Remember the credit crunch? Of course, you do. We’d never seen anything like it, or so the highest financial authorities and their lapdogs in the news media told us – not in a cool, calm, and collected way, either, but in a breathless delivery that suggested imminent economic doom unless the government immediately undertook to “do something.” Which it did, of course, on a scale never before witnessed in U.S. history.
So, looking back, as people are prone to do at this time of year, we can clearly see the telltale signs of the financial disaster that struck the financial markets last autumn: the terrible credit crunch, the “frozen” credit that portended a complete economic “meltdown” unless the government took drastic measures to head it off. (The government’s spokespersons and the media’s talking heads never got straight whether the thing was very cold or very hot, as they reached for horrifying metaphors in all directions at once.)
But, wait, something is terribly wrong in the statistical record! The devastating credit crunch, the greatest threat to this country since the Russians exploded an H-bomb, the most menacing economic event since the stock-market crash of 1929, the . . . (sputter) . . . (sputter) . . . (words fail me in the face of such terrors as it evoked in the minds of government ministers and financial titans of all stripes) . . . . Well, I am rather embarrassed, on behalf of all these giants of the ruling elite, to inform you that in retrospect the Monster from Lack-of-Liquidity Lagoon doesn’t really show up as such in the most relevant statistical series.
Probably the most important measure of credit-market conditions is the amount of commercial-bank credit outstanding. These figures show that although the middle part of 2008 does stand out in the long view, it does so not by virtue of credit’s frightening contraction, but only by virtue of its hitting a six-month plateau from April through September.

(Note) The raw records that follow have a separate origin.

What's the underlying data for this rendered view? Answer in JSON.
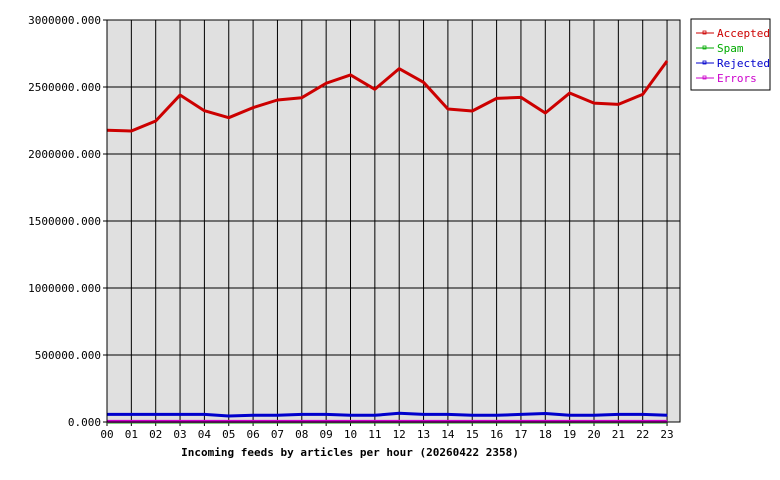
{
  "chart_data": {
    "type": "line",
    "title": "Incoming feeds by articles per hour (20260422 2358)",
    "categories": [
      "00",
      "01",
      "02",
      "03",
      "04",
      "05",
      "06",
      "07",
      "08",
      "09",
      "10",
      "11",
      "12",
      "13",
      "14",
      "15",
      "16",
      "17",
      "18",
      "19",
      "20",
      "21",
      "22",
      "23"
    ],
    "ylim": [
      0,
      3000000
    ],
    "yticks": [
      "0.000",
      "500000.000",
      "1000000.000",
      "1500000.000",
      "2000000.000",
      "2500000.000",
      "3000000.000"
    ],
    "ytick_values": [
      0,
      500000,
      1000000,
      1500000,
      2000000,
      2500000,
      3000000
    ],
    "grid": true,
    "legend_position": "right",
    "series": [
      {
        "name": "Accepted",
        "color": "#cc0000",
        "values": [
          2177000,
          2172000,
          2246000,
          2440000,
          2323000,
          2271000,
          2346000,
          2403000,
          2420000,
          2528000,
          2590000,
          2483000,
          2637000,
          2535000,
          2336000,
          2321000,
          2415000,
          2423000,
          2306000,
          2455000,
          2380000,
          2370000,
          2445000,
          2694000
        ]
      },
      {
        "name": "Spam",
        "color": "#00aa00",
        "values": [
          0,
          0,
          0,
          0,
          0,
          0,
          0,
          0,
          0,
          0,
          0,
          0,
          0,
          0,
          0,
          0,
          0,
          0,
          0,
          0,
          0,
          0,
          0,
          0
        ]
      },
      {
        "name": "Rejected",
        "color": "#0000cc",
        "values": [
          57000,
          57000,
          57000,
          57000,
          57000,
          45000,
          50000,
          50000,
          57000,
          57000,
          50000,
          50000,
          65000,
          57000,
          57000,
          50000,
          50000,
          57000,
          63000,
          50000,
          50000,
          57000,
          57000,
          50000
        ]
      },
      {
        "name": "Errors",
        "color": "#cc00cc",
        "values": [
          5000,
          5000,
          5000,
          5000,
          5000,
          5000,
          5000,
          5000,
          5000,
          5000,
          5000,
          5000,
          5000,
          5000,
          5000,
          5000,
          5000,
          5000,
          5000,
          5000,
          5000,
          5000,
          5000,
          5000
        ]
      }
    ],
    "plot_background": "#e0e0e0"
  }
}
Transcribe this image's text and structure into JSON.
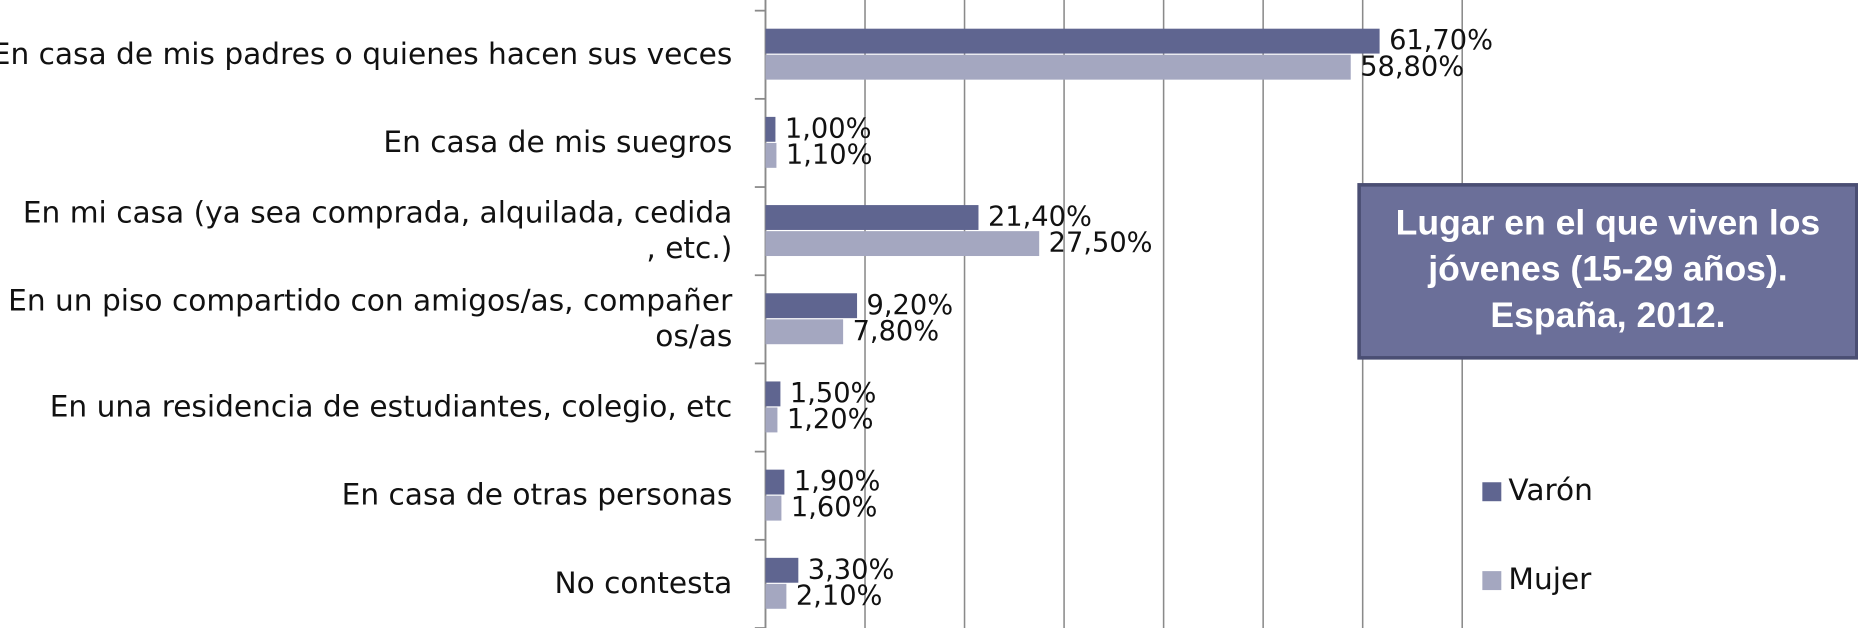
{
  "chart_data": {
    "type": "barh",
    "categories": [
      "En casa de mis padres o quienes hacen sus veces",
      "En casa de mis suegros",
      "En mi casa (ya sea comprada, alquilada, cedida\n, etc.)",
      "En un piso compartido con amigos/as, compañer\nos/as",
      "En una residencia de estudiantes, colegio, etc",
      "En casa de otras personas",
      "No contesta"
    ],
    "series": [
      {
        "name": "Varón",
        "color": "#5f6590",
        "values": [
          61.7,
          1.0,
          21.4,
          9.2,
          1.5,
          1.9,
          3.3
        ],
        "value_labels": [
          "61,70%",
          "1,00%",
          "21,40%",
          "9,20%",
          "1,50%",
          "1,90%",
          "3,30%"
        ]
      },
      {
        "name": "Mujer",
        "color": "#a4a7c0",
        "values": [
          58.8,
          1.1,
          27.5,
          7.8,
          1.2,
          1.6,
          2.1
        ],
        "value_labels": [
          "58,80%",
          "1,10%",
          "27,50%",
          "7,80%",
          "1,20%",
          "1,60%",
          "2,10%"
        ]
      }
    ],
    "annotation": [
      "Lugar en el que viven los",
      "jóvenes (15-29 años).",
      "España, 2012."
    ],
    "xlim": [
      0,
      70
    ],
    "xticks": [
      0,
      10,
      20,
      30,
      40,
      50,
      60,
      70
    ],
    "grid": true
  }
}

Click here or on the graph to enlarge
At no time during that interval, however, did the amount of commercial-bank credit outstanding fall below the amount outstanding at the beginning of the year. In short, credit was actually ample, indeed, at an all-time high; it simply stopped growing as usual for six months, stuck at about $9.4 trillion, while one Wall Street wizard after another told NPR that “no money is moving, the credit market is completely shut down” or some such cock-and-bull story.